Videos komprimieren

Hallo,

habe mir ein VHS-Videotape komplett auf PC überspielt - sind ca.17GB. Um die einzelnen Abschnitte für eine spätere Bearbeitung zu archivieren habe ich das Video „zerschnitten“ und habe jetzt einzelne Sequenzen von 1 bis 1,6GB im DV-AVI-Format. Mir sind die Stücke immer noch ein wenig zu groß und möchte sie gerne komprimieren. Mit Total Video Converter bekomme ich die Stücke zwar recht handlich klein, allerdings habe ich kein Format gefunden, welches keine Qualitätseinbußen hat. Ich würde lieber auf zu starke Komprimierung verzichten und dafür Qualität behalten.

Kann mir jemand einen Tipp geben, wie, vielleicht auch mit welchem Programm, in welchem Format man am besten komprimiert, ohne wirkliche Qualitätseinbußen zu haben.

Vielen Dank im Voraus

Carsten :wink:

Hallo Carsten!

Eine Komprimierung ist immer mit mehr oder weniger Invormations/Qualitätsverlust behaftet.

DV-Avi ist ideal zum weiterverarbeiten der Daten ohne Qualitätsverlust.

Mein Vorschlag: Hole dir von dort den ScenalyzerLive:

http://www.scenalyzer.com/d/download.html

Es gibt auf dieser Seite eine alte Freeware-Version.

Damit kannst du dein Video in die einzelnen Scenen teilen lassen, einzeln auswählen und was nicht gebraucht wird löschen. Erspart auch enormen Speicherplatz ohne den Rest zu verschlechtern.

Mit diesen handlichen einzelnen Scenen kannst du beim Bearbeiten auch leichter umgehen als mit so GB-Dateien.

Karl

Hallo Carsten

Bearbeitung zu archivieren habe ich das Video „zerschnitten“
und habe jetzt einzelne Sequenzen von 1 bis 1,6GB im
DV-AVI-Format.

Grundsätzlich: AVI ist kein Format. Es ist ein Container, der neben dem eigentlichen Movie auch die dazugehörenden Fragmente der Codecs enthält. Die Bezeichnung AVI läßt keinen Schluß über die Codierung des Inhaltes zu. Wenn also eine Nachbearbeitung des Materials stattfinden soll, ist ein AVI ein denkbar schlechter Ausgangspunkt. Ich gehe mal davon aus, das bei dem Format DV dies http://de.wikipedia.org/wiki/Digital_Video zutreffend ist, denn anders könnte ich mir die 17GByte kaum erklären.
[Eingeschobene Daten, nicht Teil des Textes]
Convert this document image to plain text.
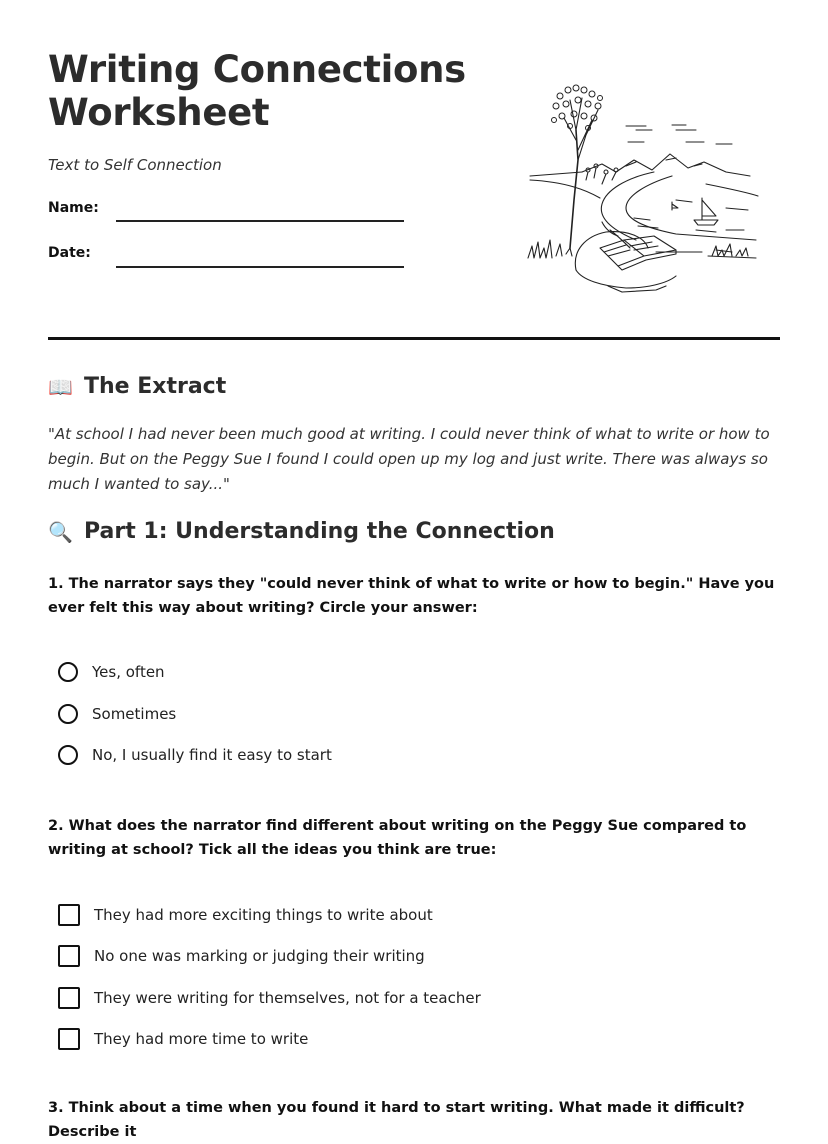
Writing Connections Worksheet
Text to Self Connection
Name:
Date:
📖 The Extract

"At school I had never been much good at writing. I could never think of what to write or how to begin. But on the Peggy Sue I found I could open up my log and just write. There was always so much I wanted to say..."

🔍 Part 1: Understanding the Connection

1. The narrator says they "could never think of what to write or how to begin." Have you ever felt this way about writing? Circle your answer:

Yes, often
Sometimes
No, I usually find it easy to start

2. What does the narrator find different about writing on the Peggy Sue compared to writing at school? Tick all the ideas you think are true:

They had more exciting things to write about
No one was marking or judging their writing
They were writing for themselves, not for a teacher
They had more time to write

3. Think about a time when you found it hard to start writing. What made it difficult? Describe it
Warum hast du nicht einfach die 17 GByte erst einmal in das MPEG-2 gewandelt? Dieses Format ist ausnahmslos zu jedem Videoeditor kompatibel und kann problemlos verarbeitet werden. Eine wesentliche Einbuße an Qualität brauchst du nicht erwarten, DVDs (.VOB) sind auch MPEG-2 und entscheidend kleiner.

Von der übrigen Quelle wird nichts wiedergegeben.